Find The Practice You Love

It’s healthy to find a practice you love. Not just enjoy, but really take to. It’s okay to take a little time finding out what that may be. To start with, you may enjoy running, but then fall in love with hiking, or swimming, or perhaps even just gardening (anyone who says this isn’t good exercise simply hasn’t tried it).

A practice or a hobby that involves exercise and that you would attend to otherwise can be nothing if not rewarding. It will also help you avoid the annoyance of having to negotiate a workout, because you were planning to go and practice this effort anyway.

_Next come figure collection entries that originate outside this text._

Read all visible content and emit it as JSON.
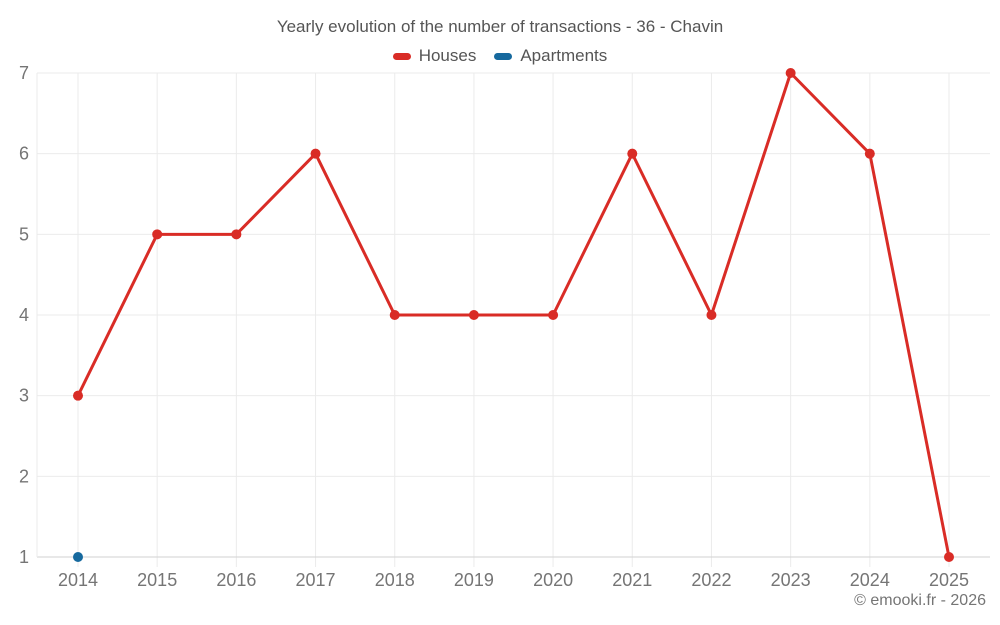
{
  "chart_data": {
    "type": "line",
    "title": "Yearly evolution of the number of transactions - 36 - Chavin",
    "categories": [
      "2014",
      "2015",
      "2016",
      "2017",
      "2018",
      "2019",
      "2020",
      "2021",
      "2022",
      "2023",
      "2024",
      "2025"
    ],
    "series": [
      {
        "name": "Houses",
        "color": "#d92c26",
        "values": [
          3,
          5,
          5,
          6,
          4,
          4,
          4,
          6,
          4,
          7,
          6,
          1
        ]
      },
      {
        "name": "Apartments",
        "color": "#16699e",
        "values": [
          1,
          null,
          null,
          null,
          null,
          null,
          null,
          null,
          null,
          null,
          null,
          null
        ]
      }
    ],
    "xlabel": "",
    "ylabel": "",
    "ylim": [
      1,
      7
    ],
    "yticks": [
      1,
      2,
      3,
      4,
      5,
      6,
      7
    ],
    "grid": true,
    "legend_position": "top"
  },
  "colors": {
    "grid": "#ebebeb",
    "axis": "#d2d2d2",
    "title_text": "#555555",
    "tick_text": "#757575"
  },
  "footer": {
    "copyright": "© emooki.fr - 2026"
  }
}
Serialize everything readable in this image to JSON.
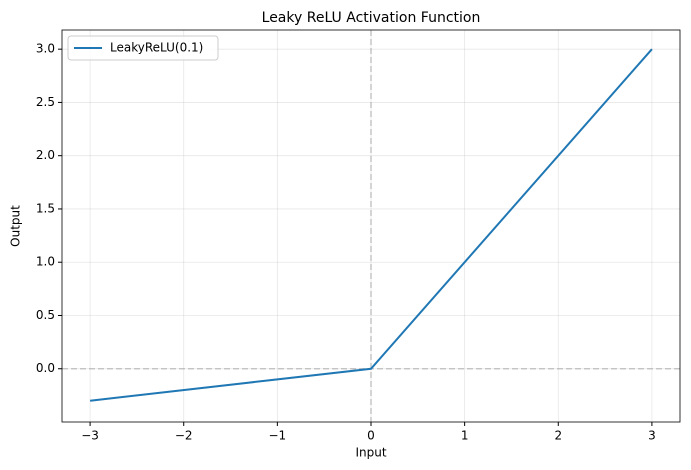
{
  "chart_data": {
    "type": "line",
    "title": "Leaky ReLU Activation Function",
    "x_label": "Input",
    "y_label": "Output",
    "x": [
      -3,
      0,
      3
    ],
    "series": [
      {
        "name": "LeakyReLU(0.1)",
        "color": "#1f77b4",
        "values": [
          -0.3,
          0,
          3
        ]
      }
    ],
    "xlim": [
      -3.3,
      3.3
    ],
    "ylim": [
      -0.5,
      3.18
    ],
    "xticks": [
      {
        "value": -3,
        "label": "−3"
      },
      {
        "value": -2,
        "label": "−2"
      },
      {
        "value": -1,
        "label": "−1"
      },
      0,
      1,
      2,
      3
    ],
    "yticks": [
      {
        "value": 0,
        "label": "0.0"
      },
      {
        "value": 0.5,
        "label": "0.5"
      },
      {
        "value": 1,
        "label": "1.0"
      },
      {
        "value": 1.5,
        "label": "1.5"
      },
      {
        "value": 2,
        "label": "2.0"
      },
      {
        "value": 2.5,
        "label": "2.5"
      },
      {
        "value": 3,
        "label": "3.0"
      }
    ],
    "hlines": [
      0
    ],
    "vlines": [
      0
    ],
    "grid": true,
    "legend": "upper-left"
  }
}
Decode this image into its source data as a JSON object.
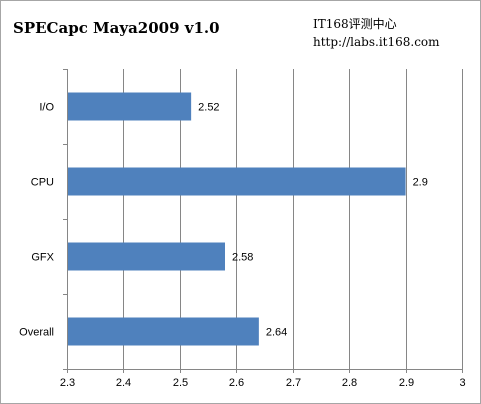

This is how “fitness people” often feel about their chosen activity, and you can go that too.

Develop A Simple Set Of Goals

It’s good to develop a simple set of goals. Don’t overburden yourself. Many people who make fitness part of their routine will plan out a set routine and stick to it. That might involve running 5k in four months. It may mean training for a half-marathon in your town to fundraise for a cause you care about.

A simple set of goals can also involve becoming more flexible and achieving a few yoga positions. When you work on your practice, you’ll feel better about it and can give yourself targets to meet. That’s how you become a “fitness person,” by falling in love with the pursuit and growth.

Focus On Your Mindset

Of course, fitness people have fitness mindsets. But that doesn’t mean all they think about is running on a treadmill, or that they don’t have rich lives outside of what their muscles look like. Even professional bodybuilders have relationships, friends, families, and pets.

So for that reason, you might just focus on your mindset. Perhaps you’ve realized that actually, running helps you feel so much better and dissolves your stress. That’s good enough. It can be good to question your desire to binge eat, or to engage in bad habits, or to stay up too late. Sometimes, a “super focused mindset” just means considering what really matters. That might help you make healthier decisions, like limiting your alcohol intake to a third of what it is now.

Understand The Culture

It’s easy to think of fitness culture as just meatheads picking up heavy things and throwing them down with a grunt, but that’s not the case at all.

Fitness culture is yoga, it’s taking long hikes, it’s enjoying a morning run, it’s heading out into the countryside with a camera to take pictures, it’s dancing with a friend in classes, it’s heading to the local swimming pool in summer.

It’s also about healthy eating and using AthleticStore to supplement some of your intake. If you can engage with that, then odds are you’ll feel integrated and welcomed by the culture instead of feeling averse to it. Then, just maybe, you’ll start thinking of yourself as a fitness person with a contribution to make to culture as well.

With this advice, you’re sure to become the new, fitness-appreciative version of you.